L’arrivée du roumi fugitif au bord de sa terrasse lui est un bon prétexte pour calmer le zèle encombrant des siens, pour les rappeler auprès de lui.
— Fuyez, rentrez, cachez-vous de cet homme impur ! crie-t-il et, comme par enchantement, la terrasse se vide à la voix du maître, les furies disparaissent et derrière elles se referme la porte où le poursuivi et son pauvre guide auraient pu trouver un refuge contre la fureur croissante des gens entassés sur les terrasses ; car on les a vus ; les pierres volent et les vociférations se rapprochent.
Franchie la maison de l’homme saint, les voici devant celle d’un être quelconque, mauvais fonctionnaire besogneux, chassé du Makhzen pour concussion par trop criante et qui impute volontiers aux idées nouvelles venues d’Europe la subite pudeur administrative qui l’a privé de son emploi. Il est vieux aussi ; il ne peut résister aux folies de ses fils dont l’inconduite achève de le ruiner. La misère guette sa maison qu’emplissent déjà des discordes familiales et des scandales musulmans. Aussi de cet antre malsain, la haine a-t-elle surgi dès les premiers éclats de l’émeute, comme un dérivatif aux ennuis de chacun. Et il arrive bien à propos ce chrétien, pour se faire écharper par les furies qui lui barrent la terrasse de Ben Thami.
Le sang coule sur le visage de l’homme que des pierres ont atteint. Épuisé moralement, écrasé sous les insultes, il tombe à genoux devant la murette hostile et la femme s’efforce de couvrir le visage défait et sanglant de son maître. Elle n’a presque plus de voix à force de supplier ; elle arrache ses pauvres bijoux, les jette à ceux qui lui barrent la route ; une de ses mains protège l’homme ; de l’autre, elle cherche à parer elle-même les coups des petites filles, des petits garçons qui frappent, pincent, arrachent, tandis que les grandes hurlent, rient, se bousculent pour voir.
La poussière rouge du Gueliz remplit l’air en feu et tamise en la colorant la clarté lunaire.
Aidés par tout ce que leur a dit le médecin, les deux officiers, serrés autour de lui dans un angle de la grande terrasse de Messaoud El Biod, suivent et comprennent les détails de la scène jouée devant eux par la folle. Celle-ci semble, en effet, avoir retrouvé des forces dans l’excès même de sa terreur. Sa voix est redevenue distincte. Sa mimique, tous les mots qu’elle profère ponctuent, matérialisent, illustrent le récit du docteur. Les impressions des spectateurs peu à peu se sont intensifiées à l’extrême.

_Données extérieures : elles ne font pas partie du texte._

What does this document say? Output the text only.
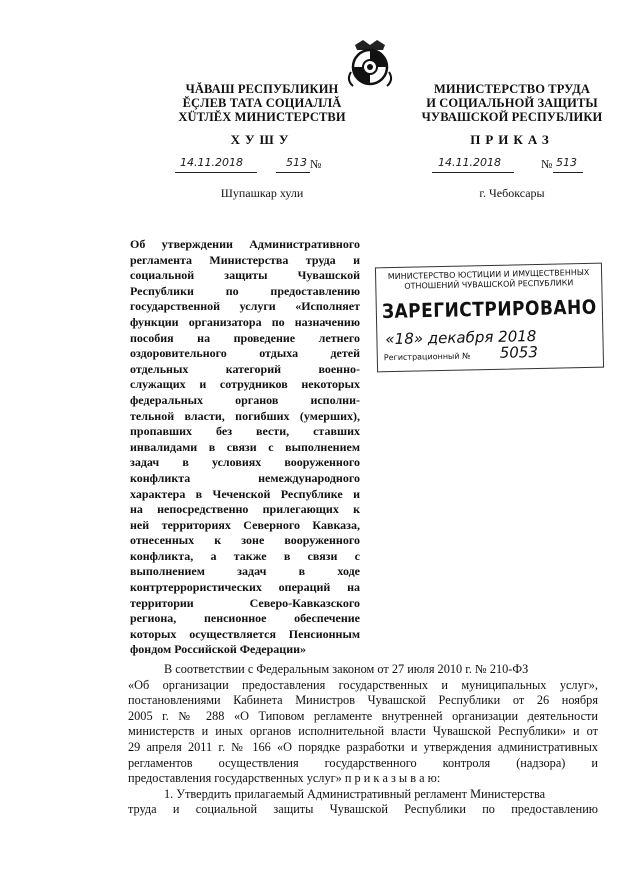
ЧĂВАШ РЕСПУБЛИКИН
ĔÇЛЕВ ТАТА СОЦИАЛЛĂ
ХÜТЛĔХ МИНИСТЕРСТВИ
МИНИСТЕРСТВО ТРУДА
И СОЦИАЛЬНОЙ ЗАЩИТЫ
ЧУВАШСКОЙ РЕСПУБЛИКИ
ХУШУ	ПРИКАЗ
14.11.2018	513 №	14.11.2018	№ 513
Шупашкар хули	г. Чебоксары
Об утверждении Административного
регламента Министерства труда и
социальной защиты Чувашской
Республики по предоставлению
государственной услуги «Исполняет
функции организатора по назначению
пособия на проведение летнего
оздоровительного отдыха детей
отдельных категорий военно-
служащих и сотрудников некоторых
федеральных органов исполни-
тельной власти, погибших (умерших),
пропавших без вести, ставших
инвалидами в связи с выполнением
задач в условиях вооруженного
конфликта немеждународного
характера в Чеченской Республике и
на непосредственно прилегающих к
ней территориях Северного Кавказа,
отнесенных к зоне вооруженного
конфликта, а также в связи с
выполнением задач в ходе
контртеррористических операций на
территории Северо-Кавказского
региона, пенсионное обеспечение
которых осуществляется Пенсионным
фондом Российской Федерации»
МИНИСТЕРСТВО ЮСТИЦИИ И ИМУЩЕСТВЕННЫХ
ОТНОШЕНИЙ ЧУВАШСКОЙ РЕСПУБЛИКИ
ЗАРЕГИСТРИРОВАНО
«18» декабря 2018
Регистрационный № 5053
В соответствии с Федеральным законом от 27 июля 2010 г. № 210-ФЗ
«Об организации предоставления государственных и муниципальных услуг»,
постановлениями Кабинета Министров Чувашской Республики от 26 ноября
2005 г. № 288 «О Типовом регламенте внутренней организации деятельности
министерств и иных органов исполнительной власти Чувашской Республики» и от
29 апреля 2011 г. № 166 «О порядке разработки и утверждения административных
регламентов осуществления государственного контроля (надзора) и
предоставления государственных услуг» п р и к а з ы в а ю:
1. Утвердить прилагаемый Административный регламент Министерства
труда и социальной защиты Чувашской Республики по предоставлению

La scène jouée par la femme, dite par le récitant, se développe avec une sincérité suggestionnante qui, bientôt, fait apparaître à leur imagination le principal acteur absent. Ils voient l’homme qui va mourir et machinalement leurs mains se cherchent et se serrent en communion de pensée et de douleur.
Chuchotante, la voix du docteur reprend :
— Nous arrivons à la fin du drame, regardez bien.
— Lalla ! Lalla ! crie la folle, ne jette pas cette énorme pierre ! puis elle s’effondre aux côtés de l’homme assommé, atteint sur la tête par un pavé que Lalla Tam, femme de Ben Thami, a lancé sur lui de toute la hauteur de sa taille que double celle de la murette au bas de laquelle le fugitif s’est abattu. La juive maintenant se tord auprès de son maître étendu.
— Laisse-moi, tu vas mourir, tu ne m’as pas crue, ne me force pas à mourir aussi !… lâche mon poignet ! et ses efforts tendent à arracher, de la main crispée du moribond, la sienne qu’il a prise et à laquelle il se cramponne, sans doute, dans un dernier instinct d’espoir ou de consolation.